Albion Metals is a small rail served scrapyard set in the industrial West Midlands loosely based on operations at Bilston. This yard sent out scrap by rail to various locations and was shunted by a Class 08 or occasional main line locomotive.
- Gauge: OO / 4mm:1ft
- Era: pre-1994
- Location (depicted): Midlands
- Owner (club/indivudual): Richard Coleman
- Dimensions: 4ft x 14in
- Control: DC
- Run: end-to-end
Class 37507 Hartepool Pipe Mill reverses its rake of hoppers to be loaded with scrap for melting.
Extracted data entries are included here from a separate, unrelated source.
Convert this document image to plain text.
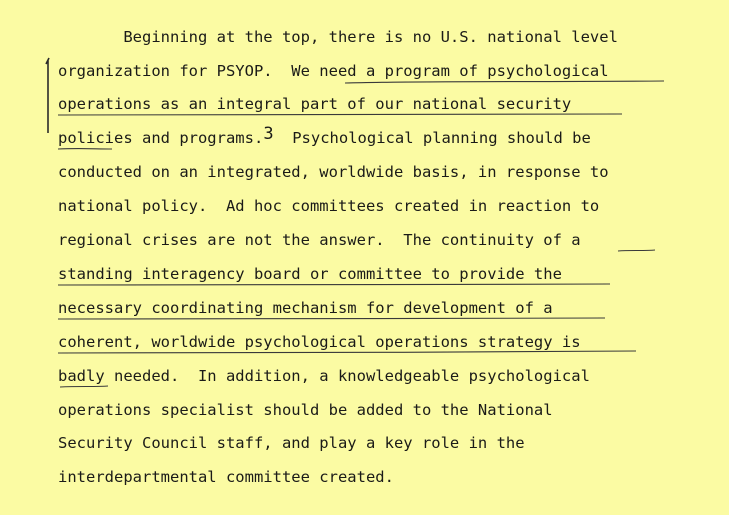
Beginning at the top, there is no U.S. national level
organization for PSYOP.  We need a program of psychological
operations as an integral part of our national security
policies and programs.3  Psychological planning should be
conducted on an integrated, worldwide basis, in response to
national policy.  Ad hoc committees created in reaction to
regional crises are not the answer.  The continuity of a
standing interagency board or committee to provide the
necessary coordinating mechanism for development of a
coherent, worldwide psychological operations strategy is
badly needed.  In addition, a knowledgeable psychological
operations specialist should be added to the National
Security Council staff, and play a key role in the
interdepartmental committee created.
Albion Metals is a small rail served scrapyard set in the industrial West Midlands. It is very loosely based on operations at Bilston which was situated at the end of a long siding from Wednesbury Yard. This yard sent out scrap by rail to various locations and was shunted by a Class 08 or occasional main line locomotive. The layout is set in 1990 during the period when BR blue was still around, the new sector liveries were being introduced, and a large variety of locomotives and wagons were still in operation.
During the period modelled, several yards were in operation including Tyseley, Small Heath, Kingsbury and Handsworth, the yards at Tyseley and Kingsbury using industrial locomotives to shunt their sidings. A simple track plan is used with two exchange sidings and two loading sidings, and the use of an industrial shunter to move the wagons around the yard.
Shunting of wagons on site is dealt with by the yellow resident 0-4-0 shunter.
- The normal method of operation involves the wagons being delivered overnight into the local exchange sidings; these are then delivered to the yard for loading in the morning and collection in the afternoon. The loads are then transported overnight to the various steelworks.
- Baseboards are constructed of MDF sheet on a softwood frame.
- The scenery board measures 4ft x 14in and the small fiddle yard is 3ft x 10in and simply consists of a designated shunting line and two storage tracks. This is joined to the main baseboard with bolts and wing nuts.
- Track is Peco code 75 Finescale with small radius live frog points.
- The two storage sidings can be isolated to switch off locomotives at the buffer stops.
- The layout operates from the front and the points are switched using piano wire push rods running under the baseboard and connected into the point tie bar using a 90º bend.
31168 idles with a short rake of wagons. Note the intricate framework of the gantry behind.
The layout is powered using a Gaugemaster unit and hand-held walkabout controller. The controller has a plastic hook glued on the back to allow it to be hung over the backscene board when not in use. Power between the two boards is kept very simple and uses wire leads screwed into terminal blocks. Albion Metals was not built for general exhibitions and sits at home on a small table. When it does attend local shows it sits on adjustable trestles available from Screwfix.
A skip loaded with precious metals is being hoisted from the cutting site to storage.
N gauge ballast was used on the track, and Woodlands Scenic cinders and Carr’s ash ballast for ground cover. Siflor tufts and various scatter powders and ground foam were used for weeds, all glued down with PVA glue. The rails were painted with rust coloured paints and the whole trackwork flooded with lots of thinned down black and ‘grime’ paint. The two small low relief warehouses were built from Wills sheets on card shells. The small builder’s merchant shed is embossed plastic sheet on a card shell. Security fencing is from the Knightwing range, and the corrugated iron scrapyard fence is embossed plastic sheeting glued to assorted Plastruct girder uprights. This was sprayed black with Halfords car primer then washed over with lots of rust paints.
Scrap yards make interesting modelling projects if you like weathering and creating rust effects. The success of your model however will largely depend on two key elements: the scale of the objects and materials you use to make the scrap and the arrangement of your trackplan.